Troubleshooter: Telemarketer warranties

They are not referring to the manufacturer's warranty, they are talking about the extended warranty they buy from a third party company.

People say they have paid more than $1,000 for the coverage, only to learn it doesn't give them the protection they paid for.

The offers come in the mail and over the phone - an extended car warranty that promises to protect owners when their car breaks down.

"We thought buying this policy was basically an insurance policy, so if something would happen catastrophic we wouldn't have to worry about it," customer Nola Britton said.

Britton paid more than $1,000 for the extended warranty, only to be denied coverage when she needed it.

And she's not alone. ABC11 has investigated more than a dozen cases involving third party extended warranty companies that don't deliver.

Attorney General Roy Cooper is cracking down on the companies.

So far, three companies --US Fidelis, Credexx, and Now Automotive Protection-- are barred from doing business in North Carolina.

Any customer who has a contract with Automotive Protection can cancel it, and a judge ordered the company to pay $4.5 million, which will go to North Carolina public schools.

To make sure you don't have trouble with auto service contracts, don't fall for urgent calls or letters warning you that your car warranty is about to expire.

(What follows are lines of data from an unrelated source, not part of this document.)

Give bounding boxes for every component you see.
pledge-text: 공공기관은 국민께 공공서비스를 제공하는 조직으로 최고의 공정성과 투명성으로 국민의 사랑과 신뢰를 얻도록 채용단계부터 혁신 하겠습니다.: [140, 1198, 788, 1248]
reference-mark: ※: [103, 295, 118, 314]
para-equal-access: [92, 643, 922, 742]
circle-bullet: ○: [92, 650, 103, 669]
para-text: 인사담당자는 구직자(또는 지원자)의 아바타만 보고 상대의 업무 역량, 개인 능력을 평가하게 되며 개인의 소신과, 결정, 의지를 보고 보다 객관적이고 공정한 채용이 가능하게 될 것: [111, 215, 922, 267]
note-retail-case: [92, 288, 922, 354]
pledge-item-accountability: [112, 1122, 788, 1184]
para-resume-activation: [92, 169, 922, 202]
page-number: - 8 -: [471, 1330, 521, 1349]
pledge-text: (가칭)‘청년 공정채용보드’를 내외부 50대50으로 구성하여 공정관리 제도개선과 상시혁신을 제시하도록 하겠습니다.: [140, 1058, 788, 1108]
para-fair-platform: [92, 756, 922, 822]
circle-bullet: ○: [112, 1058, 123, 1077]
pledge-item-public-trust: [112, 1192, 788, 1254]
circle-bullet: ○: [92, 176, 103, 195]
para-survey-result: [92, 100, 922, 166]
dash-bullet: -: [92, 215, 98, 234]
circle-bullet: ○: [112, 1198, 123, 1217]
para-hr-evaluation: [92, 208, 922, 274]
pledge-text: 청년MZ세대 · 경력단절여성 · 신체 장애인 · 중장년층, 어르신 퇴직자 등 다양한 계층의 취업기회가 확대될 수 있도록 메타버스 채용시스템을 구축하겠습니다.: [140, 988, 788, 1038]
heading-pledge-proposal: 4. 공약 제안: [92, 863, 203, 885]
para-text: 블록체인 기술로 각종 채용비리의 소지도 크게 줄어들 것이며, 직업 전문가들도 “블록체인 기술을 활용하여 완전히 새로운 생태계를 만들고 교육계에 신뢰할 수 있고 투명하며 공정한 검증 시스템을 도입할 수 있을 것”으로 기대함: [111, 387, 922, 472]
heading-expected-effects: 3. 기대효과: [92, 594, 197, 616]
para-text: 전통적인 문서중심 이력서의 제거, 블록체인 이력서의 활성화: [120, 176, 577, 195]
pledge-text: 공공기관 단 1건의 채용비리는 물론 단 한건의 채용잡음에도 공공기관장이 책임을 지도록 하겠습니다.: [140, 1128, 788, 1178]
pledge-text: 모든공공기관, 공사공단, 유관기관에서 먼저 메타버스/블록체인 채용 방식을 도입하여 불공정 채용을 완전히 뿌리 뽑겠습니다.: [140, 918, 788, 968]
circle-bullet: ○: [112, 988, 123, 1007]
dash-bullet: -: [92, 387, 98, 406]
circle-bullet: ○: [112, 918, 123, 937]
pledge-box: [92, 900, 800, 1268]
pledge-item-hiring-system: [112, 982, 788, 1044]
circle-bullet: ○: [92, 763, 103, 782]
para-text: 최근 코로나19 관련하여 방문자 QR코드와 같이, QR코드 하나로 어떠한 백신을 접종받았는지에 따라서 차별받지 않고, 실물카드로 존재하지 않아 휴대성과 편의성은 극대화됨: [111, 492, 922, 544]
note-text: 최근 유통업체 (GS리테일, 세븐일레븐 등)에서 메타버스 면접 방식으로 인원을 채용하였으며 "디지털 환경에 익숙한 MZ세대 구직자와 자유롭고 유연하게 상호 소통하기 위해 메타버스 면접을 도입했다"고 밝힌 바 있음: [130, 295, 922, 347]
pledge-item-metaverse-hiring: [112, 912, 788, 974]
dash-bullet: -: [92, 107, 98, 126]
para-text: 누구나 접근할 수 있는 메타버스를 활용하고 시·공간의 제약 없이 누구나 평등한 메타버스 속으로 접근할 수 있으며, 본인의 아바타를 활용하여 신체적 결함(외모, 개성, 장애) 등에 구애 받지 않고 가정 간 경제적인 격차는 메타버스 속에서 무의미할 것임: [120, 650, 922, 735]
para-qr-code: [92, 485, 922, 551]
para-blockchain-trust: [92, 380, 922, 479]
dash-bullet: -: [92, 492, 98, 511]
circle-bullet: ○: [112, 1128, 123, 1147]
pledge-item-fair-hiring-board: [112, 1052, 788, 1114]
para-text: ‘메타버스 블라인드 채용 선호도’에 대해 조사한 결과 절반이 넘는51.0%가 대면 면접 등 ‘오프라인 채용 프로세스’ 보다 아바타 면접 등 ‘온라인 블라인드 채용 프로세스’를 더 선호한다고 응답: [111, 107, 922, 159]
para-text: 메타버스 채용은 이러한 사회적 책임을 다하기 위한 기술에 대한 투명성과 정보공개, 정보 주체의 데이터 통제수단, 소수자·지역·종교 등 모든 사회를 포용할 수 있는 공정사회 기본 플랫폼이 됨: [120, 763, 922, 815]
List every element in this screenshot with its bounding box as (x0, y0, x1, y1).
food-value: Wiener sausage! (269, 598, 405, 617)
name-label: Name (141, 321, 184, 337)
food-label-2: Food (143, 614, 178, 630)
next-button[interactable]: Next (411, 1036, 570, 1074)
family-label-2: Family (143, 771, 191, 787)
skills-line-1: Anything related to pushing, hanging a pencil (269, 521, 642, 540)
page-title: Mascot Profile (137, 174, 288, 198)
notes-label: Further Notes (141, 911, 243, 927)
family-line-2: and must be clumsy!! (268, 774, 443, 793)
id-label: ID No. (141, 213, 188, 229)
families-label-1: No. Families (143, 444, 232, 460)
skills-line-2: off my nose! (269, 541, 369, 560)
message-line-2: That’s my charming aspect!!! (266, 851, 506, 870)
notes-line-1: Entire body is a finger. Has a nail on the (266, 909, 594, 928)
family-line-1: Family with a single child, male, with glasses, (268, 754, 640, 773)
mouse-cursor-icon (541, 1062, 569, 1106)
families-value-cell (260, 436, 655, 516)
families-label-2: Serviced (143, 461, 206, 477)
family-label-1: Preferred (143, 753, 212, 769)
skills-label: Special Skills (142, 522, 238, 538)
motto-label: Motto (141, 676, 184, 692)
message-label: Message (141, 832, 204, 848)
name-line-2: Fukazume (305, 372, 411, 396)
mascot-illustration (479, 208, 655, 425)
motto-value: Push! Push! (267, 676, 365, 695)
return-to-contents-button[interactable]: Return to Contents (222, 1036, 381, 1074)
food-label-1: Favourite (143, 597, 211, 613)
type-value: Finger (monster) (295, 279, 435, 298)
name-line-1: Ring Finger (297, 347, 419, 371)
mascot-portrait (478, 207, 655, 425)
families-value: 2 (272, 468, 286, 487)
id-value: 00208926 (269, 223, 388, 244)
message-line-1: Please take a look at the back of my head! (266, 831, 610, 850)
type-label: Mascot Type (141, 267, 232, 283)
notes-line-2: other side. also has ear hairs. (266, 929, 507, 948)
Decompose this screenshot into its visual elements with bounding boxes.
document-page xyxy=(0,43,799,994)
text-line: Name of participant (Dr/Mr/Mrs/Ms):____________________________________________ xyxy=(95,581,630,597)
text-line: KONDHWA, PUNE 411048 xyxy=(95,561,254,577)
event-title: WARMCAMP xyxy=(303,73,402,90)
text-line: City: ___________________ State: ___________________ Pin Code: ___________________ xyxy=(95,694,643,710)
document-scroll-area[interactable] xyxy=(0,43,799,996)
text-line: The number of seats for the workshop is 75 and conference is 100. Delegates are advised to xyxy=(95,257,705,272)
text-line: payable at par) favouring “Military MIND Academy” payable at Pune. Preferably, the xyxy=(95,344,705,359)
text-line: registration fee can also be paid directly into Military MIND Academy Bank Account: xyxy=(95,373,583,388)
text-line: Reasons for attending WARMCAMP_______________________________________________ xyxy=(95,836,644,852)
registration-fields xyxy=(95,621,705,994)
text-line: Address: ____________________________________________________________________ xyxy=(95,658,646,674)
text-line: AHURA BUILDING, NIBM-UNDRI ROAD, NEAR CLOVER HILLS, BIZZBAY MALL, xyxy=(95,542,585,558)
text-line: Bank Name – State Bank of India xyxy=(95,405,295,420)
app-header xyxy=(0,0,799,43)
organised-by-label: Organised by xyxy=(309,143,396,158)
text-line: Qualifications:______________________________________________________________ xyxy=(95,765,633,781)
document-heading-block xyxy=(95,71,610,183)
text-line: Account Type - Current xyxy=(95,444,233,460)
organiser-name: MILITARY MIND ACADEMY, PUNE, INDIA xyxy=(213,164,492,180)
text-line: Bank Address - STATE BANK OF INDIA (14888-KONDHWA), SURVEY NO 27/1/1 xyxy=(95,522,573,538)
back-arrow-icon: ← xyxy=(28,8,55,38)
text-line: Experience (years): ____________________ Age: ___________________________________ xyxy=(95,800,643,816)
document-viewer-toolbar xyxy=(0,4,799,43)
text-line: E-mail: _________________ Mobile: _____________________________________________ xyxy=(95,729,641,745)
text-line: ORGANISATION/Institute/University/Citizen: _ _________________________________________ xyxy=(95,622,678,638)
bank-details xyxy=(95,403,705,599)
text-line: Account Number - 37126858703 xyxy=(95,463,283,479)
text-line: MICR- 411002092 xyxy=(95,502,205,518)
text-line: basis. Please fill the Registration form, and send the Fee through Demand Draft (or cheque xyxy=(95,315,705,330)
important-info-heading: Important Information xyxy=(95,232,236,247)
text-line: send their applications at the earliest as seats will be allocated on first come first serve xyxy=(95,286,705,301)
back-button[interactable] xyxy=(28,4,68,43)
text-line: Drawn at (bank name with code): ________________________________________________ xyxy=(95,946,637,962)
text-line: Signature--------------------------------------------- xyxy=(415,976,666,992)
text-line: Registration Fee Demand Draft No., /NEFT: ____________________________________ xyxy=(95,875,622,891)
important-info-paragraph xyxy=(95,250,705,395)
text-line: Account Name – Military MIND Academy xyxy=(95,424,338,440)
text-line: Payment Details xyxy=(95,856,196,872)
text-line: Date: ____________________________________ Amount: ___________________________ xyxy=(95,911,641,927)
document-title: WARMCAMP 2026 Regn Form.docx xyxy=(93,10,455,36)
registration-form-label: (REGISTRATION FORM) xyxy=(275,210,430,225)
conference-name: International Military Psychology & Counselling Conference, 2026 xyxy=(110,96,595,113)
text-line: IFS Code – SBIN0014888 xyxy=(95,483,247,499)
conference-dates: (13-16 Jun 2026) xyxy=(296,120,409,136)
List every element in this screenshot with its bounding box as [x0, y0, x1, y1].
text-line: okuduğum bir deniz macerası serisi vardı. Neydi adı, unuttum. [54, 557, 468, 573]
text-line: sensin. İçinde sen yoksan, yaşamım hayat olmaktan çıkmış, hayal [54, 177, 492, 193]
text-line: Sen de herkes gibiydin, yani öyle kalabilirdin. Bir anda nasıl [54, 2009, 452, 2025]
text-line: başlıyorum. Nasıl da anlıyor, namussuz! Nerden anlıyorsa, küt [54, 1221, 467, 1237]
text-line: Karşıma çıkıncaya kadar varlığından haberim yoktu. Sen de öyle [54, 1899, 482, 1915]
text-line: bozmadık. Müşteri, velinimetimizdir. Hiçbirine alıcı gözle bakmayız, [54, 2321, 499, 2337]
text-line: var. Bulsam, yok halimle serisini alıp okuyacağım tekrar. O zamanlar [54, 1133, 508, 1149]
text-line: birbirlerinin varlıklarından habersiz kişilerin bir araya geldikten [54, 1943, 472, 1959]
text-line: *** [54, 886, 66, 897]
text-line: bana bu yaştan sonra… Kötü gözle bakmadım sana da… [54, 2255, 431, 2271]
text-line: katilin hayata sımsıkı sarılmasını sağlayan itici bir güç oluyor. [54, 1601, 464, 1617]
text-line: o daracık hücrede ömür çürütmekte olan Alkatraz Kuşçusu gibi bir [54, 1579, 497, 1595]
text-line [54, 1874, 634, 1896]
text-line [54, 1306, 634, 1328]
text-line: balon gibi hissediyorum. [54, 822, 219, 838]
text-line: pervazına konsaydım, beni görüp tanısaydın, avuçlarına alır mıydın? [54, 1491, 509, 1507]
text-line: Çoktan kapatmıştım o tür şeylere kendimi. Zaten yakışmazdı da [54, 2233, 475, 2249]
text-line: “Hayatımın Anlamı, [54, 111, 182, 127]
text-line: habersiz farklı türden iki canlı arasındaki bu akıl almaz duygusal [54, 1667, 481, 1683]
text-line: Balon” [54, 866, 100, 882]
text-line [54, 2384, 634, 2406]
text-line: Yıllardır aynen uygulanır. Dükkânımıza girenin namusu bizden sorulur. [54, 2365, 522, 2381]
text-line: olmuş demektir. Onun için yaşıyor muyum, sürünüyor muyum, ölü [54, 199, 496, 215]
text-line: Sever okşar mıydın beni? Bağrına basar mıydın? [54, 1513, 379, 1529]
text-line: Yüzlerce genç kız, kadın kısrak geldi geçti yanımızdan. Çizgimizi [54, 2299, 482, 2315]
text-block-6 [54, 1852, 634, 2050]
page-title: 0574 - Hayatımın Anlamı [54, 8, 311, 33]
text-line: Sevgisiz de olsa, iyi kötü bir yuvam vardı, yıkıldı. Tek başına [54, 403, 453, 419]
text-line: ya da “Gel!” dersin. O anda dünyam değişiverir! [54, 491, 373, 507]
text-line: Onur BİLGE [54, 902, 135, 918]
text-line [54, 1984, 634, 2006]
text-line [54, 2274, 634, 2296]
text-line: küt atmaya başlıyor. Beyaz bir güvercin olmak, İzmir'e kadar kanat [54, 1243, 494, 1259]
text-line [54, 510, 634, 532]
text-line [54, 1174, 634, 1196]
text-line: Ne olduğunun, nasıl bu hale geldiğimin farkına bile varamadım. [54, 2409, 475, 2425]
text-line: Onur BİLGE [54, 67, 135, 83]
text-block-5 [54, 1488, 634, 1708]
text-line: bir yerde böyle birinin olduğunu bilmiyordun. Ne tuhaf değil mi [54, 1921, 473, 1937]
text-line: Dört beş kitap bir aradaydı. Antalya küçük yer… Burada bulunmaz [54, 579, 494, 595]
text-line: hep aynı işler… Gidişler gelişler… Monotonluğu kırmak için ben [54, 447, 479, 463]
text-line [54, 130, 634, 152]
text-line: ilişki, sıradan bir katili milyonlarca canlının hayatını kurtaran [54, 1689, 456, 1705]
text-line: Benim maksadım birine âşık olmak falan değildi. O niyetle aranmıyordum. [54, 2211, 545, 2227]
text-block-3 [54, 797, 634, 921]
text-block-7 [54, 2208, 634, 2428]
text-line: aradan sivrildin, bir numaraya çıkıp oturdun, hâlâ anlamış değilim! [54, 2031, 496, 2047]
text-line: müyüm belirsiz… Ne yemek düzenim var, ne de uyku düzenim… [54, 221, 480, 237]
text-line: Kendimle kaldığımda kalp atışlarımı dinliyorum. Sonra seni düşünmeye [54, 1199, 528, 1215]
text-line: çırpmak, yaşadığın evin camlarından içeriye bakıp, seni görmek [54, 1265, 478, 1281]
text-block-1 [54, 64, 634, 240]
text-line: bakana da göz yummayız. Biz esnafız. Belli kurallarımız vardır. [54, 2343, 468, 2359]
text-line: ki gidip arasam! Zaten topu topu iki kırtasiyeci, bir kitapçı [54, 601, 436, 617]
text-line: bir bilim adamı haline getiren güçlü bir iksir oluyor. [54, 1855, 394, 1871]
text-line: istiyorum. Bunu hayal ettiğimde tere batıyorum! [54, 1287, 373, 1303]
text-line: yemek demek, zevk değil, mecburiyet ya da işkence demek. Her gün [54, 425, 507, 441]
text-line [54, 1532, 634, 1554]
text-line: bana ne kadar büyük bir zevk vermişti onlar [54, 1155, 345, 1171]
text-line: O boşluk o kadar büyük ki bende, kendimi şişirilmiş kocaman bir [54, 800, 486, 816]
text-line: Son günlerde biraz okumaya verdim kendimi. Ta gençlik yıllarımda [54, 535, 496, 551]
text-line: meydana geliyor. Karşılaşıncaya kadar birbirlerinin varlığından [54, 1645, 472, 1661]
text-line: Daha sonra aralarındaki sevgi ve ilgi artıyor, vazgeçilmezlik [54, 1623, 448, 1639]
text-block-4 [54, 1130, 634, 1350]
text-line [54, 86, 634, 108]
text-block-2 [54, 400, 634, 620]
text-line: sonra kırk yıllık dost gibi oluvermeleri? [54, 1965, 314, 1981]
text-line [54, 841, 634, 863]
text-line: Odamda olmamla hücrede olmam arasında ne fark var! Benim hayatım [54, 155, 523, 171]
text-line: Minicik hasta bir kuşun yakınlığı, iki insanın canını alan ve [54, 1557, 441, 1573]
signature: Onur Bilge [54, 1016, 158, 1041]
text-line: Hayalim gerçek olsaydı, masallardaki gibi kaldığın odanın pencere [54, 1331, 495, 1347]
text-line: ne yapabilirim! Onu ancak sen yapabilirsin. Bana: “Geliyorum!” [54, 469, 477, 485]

Get the service contract in your hands and read it before you sign or pay any money.

Also make sure any spoken promises are in writing, if the service contract doesn't say an item is covered, assume it's not.

Lastly, most extended service contracts have a deductible, meaning you'll pay for each repair. Read the contract so you know what you have to pay upfront.

As for Britton, one ABC11 got involved; her $3,100 repair got covered.

Meanwhile, the investigation by Cooper's office uncovered that companies often target senior citizens and people on the do not call list. Often times his office found the telemarketers are tricking consumers by pretending to represent car manufacturers and claiming to sell service contracts for bumper to bumper warranties.

The best advice, do not give your bank account or credit card information to any of these companies over the phone. Have them send you the contract in writing to see exactly what you're paying for, and even if you qualify for coverage.